Juan Eugenio Ochoa nasce a Medellin, Colombia, nel 1983. Dopo aver conseguito il Diploma di Laurea in Medicina, ha realizzato studi di ricerca in Cardiologia presso l’Università degli Studi di Milano- Bicocca, ottenendo il titolo di dottorato nel luglio 2013. Ha conseguito il diploma di Bienno specialistico in Pittura presso l’Accademia di Belle Arti di Brera nel luglio 2013 con la tesi “Caratteri della Pittura Analitica Italiana e rapporti con la Pittura Europea” Ha realizzato diverse mostre personali e collettive in Italia e all’estero. Vincitore e Finalista di alcuni premi Nazionali ed Internazionali. Vive e lavora a Milano.

Presso

White Noise Gallery
VIA DEI MARSI, 20/22 00185, ROMA

Comunicato Stampa

Sabato primo Ottobre la White Noise Gallery inaugura "Illusioni Ottiche", confronto tra il celebrato iperrealista DiegoKoi ed il pittore colombiano Juan Eugenio Ochoa.

Artisti per formazione e tecnica del tutto differenti, ma dal medesimo potere evocativo: la rappresentazione perfetta e ingannevole della realtà. 

DiegoKoi (Lamezia Terme, 1989), iperrealista giovanissimo ma già di fama internazionale; le sue opere sono state esposte in mostre museali al fianco di maestri del calibro di Chuck Close (Corea del Sud, Clayarch Gimhae Museum, 2015).

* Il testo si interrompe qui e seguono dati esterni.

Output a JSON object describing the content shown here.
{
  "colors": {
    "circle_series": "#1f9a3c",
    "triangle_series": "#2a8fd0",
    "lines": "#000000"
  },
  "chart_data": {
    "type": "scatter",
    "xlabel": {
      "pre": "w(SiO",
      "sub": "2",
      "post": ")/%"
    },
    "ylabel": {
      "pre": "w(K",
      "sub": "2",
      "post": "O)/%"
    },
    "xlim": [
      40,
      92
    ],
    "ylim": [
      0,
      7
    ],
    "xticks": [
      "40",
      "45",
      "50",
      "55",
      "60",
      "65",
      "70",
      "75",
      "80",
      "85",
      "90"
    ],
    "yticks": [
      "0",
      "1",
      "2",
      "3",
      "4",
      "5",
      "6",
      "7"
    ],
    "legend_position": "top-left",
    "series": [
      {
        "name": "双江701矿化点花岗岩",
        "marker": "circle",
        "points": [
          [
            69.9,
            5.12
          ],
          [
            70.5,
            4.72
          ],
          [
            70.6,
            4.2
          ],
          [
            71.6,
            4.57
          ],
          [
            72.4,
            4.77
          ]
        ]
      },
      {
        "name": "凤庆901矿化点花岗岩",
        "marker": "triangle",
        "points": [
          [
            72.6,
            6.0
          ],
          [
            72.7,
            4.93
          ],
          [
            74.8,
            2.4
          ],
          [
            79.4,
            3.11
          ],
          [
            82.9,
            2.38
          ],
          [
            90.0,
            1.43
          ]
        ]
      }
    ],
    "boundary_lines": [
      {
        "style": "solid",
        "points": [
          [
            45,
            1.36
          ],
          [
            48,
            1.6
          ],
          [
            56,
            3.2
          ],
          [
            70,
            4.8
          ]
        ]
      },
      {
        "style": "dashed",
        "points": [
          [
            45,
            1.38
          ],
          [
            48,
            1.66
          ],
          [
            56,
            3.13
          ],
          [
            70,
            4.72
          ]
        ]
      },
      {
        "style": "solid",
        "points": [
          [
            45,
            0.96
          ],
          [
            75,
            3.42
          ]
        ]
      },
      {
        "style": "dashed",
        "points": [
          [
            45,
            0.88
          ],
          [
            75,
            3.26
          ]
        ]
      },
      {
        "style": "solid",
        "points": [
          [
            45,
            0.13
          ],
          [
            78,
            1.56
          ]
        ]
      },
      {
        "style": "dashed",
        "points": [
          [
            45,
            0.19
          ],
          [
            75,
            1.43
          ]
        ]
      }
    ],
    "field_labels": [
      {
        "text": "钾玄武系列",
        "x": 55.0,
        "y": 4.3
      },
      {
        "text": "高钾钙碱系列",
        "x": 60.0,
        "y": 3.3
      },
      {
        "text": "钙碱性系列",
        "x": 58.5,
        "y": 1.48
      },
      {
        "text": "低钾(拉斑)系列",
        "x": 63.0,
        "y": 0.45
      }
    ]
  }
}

Lo sconvolgente talento tecnico, la predilezione per la figura umana e l'accurato taglio fotografico sono la base della sua ricerca, che abbraccia il significato concettuale più profondo della riproduzione dell’immagine. 

Le opere di DiegoKoi sono una versione in grafite della realtà migliorata e corretta, quindi artificiale e fragile. Il primo istinto dell'osservatore non è la contemplazione, quanto la ricerca ossessiva dell'imperfezione che ne tradisca la provenienza umana.

Juan Eugenio Ochoa (Medellín,1983) la sua pittura è sospesa tra il figurativo e l’astratto, confine messo in discussione dalla sua visione:

“la realtà, senza gli strumenti della ragione, ci apparirebbe tutta astratta”.

L’opera di Ochoa restituisce delle figure sfocate, filtrate, che sono la rappresentazione iperrealista del nostro vissuto fatto di immagini, fotograficamente definite solo nell’istante effimero in cui sono consumate. 

A rendere ancor più interessante il suo lavoro è la tecnica: i ritratti leggeri ed evanescenti sono generati non da un meticoloso lavoro di pennello, ma da un lavoro di eliminazione del colore attraverso con una grossa spazzola ruvida ed una gestualità aggressiva.

Considerato dalla critica uno dei più interessanti interpreti della pittura contemporanea, si è aggiudicato prestigiosi premi dedicati a questa disciplina. Alla carriera d’artista Ochoa affianca quella del cardiologo; il suo lavoro riflette e distilla l’antitesi fra il desiderio medico del curare, quindi di ristabilire un ordine naturale, e quello artistico del destabilizzare attraverso il dubbio e l’incertezza.

Project room

L'acqua ed il suo riflesso ingannevole saranno i protagonisti della project room, invitando gli spettatori a ricercare il giusto punto di osservazione per riuscire a vedere qualcosa che esiste, anche quando non c'è.